Home Politik Memoria Passionis: Trauma Psikologis Warga Papua yang Mengalami Kekejaman

Memoria Passionis: Trauma Psikologis Warga Papua yang Mengalami Kekejaman

Jakarta, Gatra.com – Peneliti Badan Riset dan Inovasi Nasional (BRIN), Cahyo Pamungkas, mengungkapkan bahwa pada saat ini warga Papua mengalami sebuah fenomena yang disebut sebagai memoria passionis.

Memoria passionis adalah tentang ingatan kolektif yang tidak tertuliskan tentang sejarah penderitaan dan kekejaman yang dialami oleh orang Papua, terutama orang-orang yang tinggal di lokasi konflik di Papua dan pernah mengalami kekerasan kemudian mengalami trauma psikologis yang sulit untuk disembuhkan,” ujar Cahyo dalam sebuah webinar yang digelar oleh LP3ES pada Senin, (18/10).

Lembaga Studi dan Advokasi Masyarakat (ELSAM) dalam artikelnya bertajuk “Memoria Passionis Papua” (2015) mendeskripsikan fenomena tersebut sebagai siklus kekerasan di Papua yang tak pernah berhenti dari rezim ke rezim yang kemudian menimbulkan luka yang dalam dan trauma berkepanjangan di kalangan Orang Asli Papua.

ELSAM mencatat bahwa siklus kekerasan di Papua terjadi sejak dekade 1950-an, jauh sebelum pelaksanaan Penentuan Pendapat Rakyat (Pepera) pada 1969. Pepera merupakan sebuah agenda perundingan untuk mengintegrasikan Papua ke Indonesia yang dinilai kontroversial karena tokoh intelektual dan masyarakat yang tak mendukung konsep tersebut mengalami intimidasi dan teror.

“Pada titik inilah kemudian, sejarah integrasi dan status politik orang Papua menyisakan persoalan panjang dan melahirkan persoalan-persoalan baru. Konflik yang semestinya diselesaikan dengan dialog konstruktif tak pernah terwujud. Sebaliknya, setiap kali muncul suara-suara kritis, selalu dibungkam dengan dengan kekerasn,” tulis ELSAM.

Oleh karena itu, Cahyo menilai bahwa warga non-Papua wajib mengetahui sisi psikologis orang-orang Papua. Ia mencontohkan realita terkini, seperti program vaksinasi Covid-19 di wilayah Papua.

“Kalau vaksin itu ya jangan menggunakan TNI atau Polri, ya. Jadi, kalau vaksin itu percayakan pada Puskesmas kemudian melakukan pendekatan kepada penduduk asli,” ujarnya.

Cahyo khawatir memoria passionis di kalangan warga Papua bisa kambuh ketika mereka harus melakukan vaksinasi dengan anggota TNI-Polri sebagai petugasnya. “Jadi begitu mereka [orang Papua] melihat yang melakukan vaksin adalah anggota TNI atau Polri, kemudian muncul suatu pendapat, ‘Oh ini jangan-jangan vaksin ini akan membunuh kita orang semua,’” ujarnya.

Apa yang diungkapkan Cahyo senada dengan yang dipaparkan oleh seorang aktivis HAM Papua Barat, Javier Rosa, pada September 2021 lalu. Menurut Rosa, sebagian besar warga Papua Barat mengalami trauma saat harus mengikuti program vaksinasi Covid-19 nasional dari pemerintah lantaran petugas-petugas vaksinasinya merupakan anggota TNI-Polri.

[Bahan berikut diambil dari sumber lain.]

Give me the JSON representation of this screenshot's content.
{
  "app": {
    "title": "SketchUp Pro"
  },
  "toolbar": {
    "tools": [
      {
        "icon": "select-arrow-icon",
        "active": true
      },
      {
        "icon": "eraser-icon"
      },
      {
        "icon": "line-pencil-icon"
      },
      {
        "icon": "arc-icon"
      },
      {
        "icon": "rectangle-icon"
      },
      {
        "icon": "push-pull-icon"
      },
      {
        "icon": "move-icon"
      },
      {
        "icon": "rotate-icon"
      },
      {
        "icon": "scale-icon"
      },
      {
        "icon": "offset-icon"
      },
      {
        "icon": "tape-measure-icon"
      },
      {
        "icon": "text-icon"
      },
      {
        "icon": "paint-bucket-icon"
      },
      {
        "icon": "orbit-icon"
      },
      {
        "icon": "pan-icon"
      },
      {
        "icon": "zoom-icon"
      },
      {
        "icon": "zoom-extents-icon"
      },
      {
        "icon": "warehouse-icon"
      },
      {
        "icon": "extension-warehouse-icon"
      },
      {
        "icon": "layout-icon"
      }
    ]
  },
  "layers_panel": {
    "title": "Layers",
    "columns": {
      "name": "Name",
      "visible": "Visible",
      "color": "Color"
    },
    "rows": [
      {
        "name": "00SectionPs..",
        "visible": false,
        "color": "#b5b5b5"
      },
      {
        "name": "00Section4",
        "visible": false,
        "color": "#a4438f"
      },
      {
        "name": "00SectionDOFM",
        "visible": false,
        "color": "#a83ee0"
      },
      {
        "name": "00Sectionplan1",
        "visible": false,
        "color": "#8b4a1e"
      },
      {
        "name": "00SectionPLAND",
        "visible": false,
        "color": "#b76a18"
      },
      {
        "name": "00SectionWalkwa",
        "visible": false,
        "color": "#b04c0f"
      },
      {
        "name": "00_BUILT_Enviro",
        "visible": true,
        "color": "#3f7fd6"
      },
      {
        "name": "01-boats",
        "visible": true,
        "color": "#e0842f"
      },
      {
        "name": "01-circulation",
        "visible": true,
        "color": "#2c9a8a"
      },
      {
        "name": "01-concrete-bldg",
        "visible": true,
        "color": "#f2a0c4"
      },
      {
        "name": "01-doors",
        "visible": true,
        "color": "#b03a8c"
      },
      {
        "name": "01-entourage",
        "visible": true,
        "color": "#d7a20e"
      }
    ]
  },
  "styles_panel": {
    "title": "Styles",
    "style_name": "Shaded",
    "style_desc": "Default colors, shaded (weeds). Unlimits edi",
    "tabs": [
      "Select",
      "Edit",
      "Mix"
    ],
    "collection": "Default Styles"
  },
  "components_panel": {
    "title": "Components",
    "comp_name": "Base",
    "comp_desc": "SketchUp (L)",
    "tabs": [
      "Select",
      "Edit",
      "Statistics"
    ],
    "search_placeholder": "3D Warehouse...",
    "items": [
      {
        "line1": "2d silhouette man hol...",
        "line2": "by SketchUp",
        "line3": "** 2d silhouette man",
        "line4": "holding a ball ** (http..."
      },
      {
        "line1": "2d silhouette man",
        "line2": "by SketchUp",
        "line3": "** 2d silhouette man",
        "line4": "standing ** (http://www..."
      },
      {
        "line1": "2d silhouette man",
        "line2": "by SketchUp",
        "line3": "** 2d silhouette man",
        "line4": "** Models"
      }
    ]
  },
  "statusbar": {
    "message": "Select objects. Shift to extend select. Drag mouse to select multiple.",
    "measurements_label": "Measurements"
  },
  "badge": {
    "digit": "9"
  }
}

“Masih banyak warga Papua Barat yang masih merasakan trauma karena vaksinasi dilakukan oleh anggota militer dan polisi. Bagi kami, [kehadiran militer dan polisi] menghadirkan trauma,” ujar Rosa.

“Itu sangat mengkhawatirkan bagi kami karena adanya latar belakang politik di Papua Barat tentang hal itu. Bagi kami, itu menjadi pertanyaan besar kenapa vaksinasi harus dilakukan oleh anggota militer dan anggota BIN,” imbuh Rosa.

Oleh karena itu, Cahyo menyebut bahwa pendekatan keamanan tak efektif dalam upaya menyentuh Papua. Apabila itu tetap dilakkukan, ia khawatir memoria passionis warga Papua bisa kambuh kembali.

“Apakah operasi militer ini akan berhasil? Pendekatan keamanan dalam banyak riset cenderung tidak akan menyelesaikan persoalan, bahkan menimbulkan trauma psikologis,” ujar Cahyo.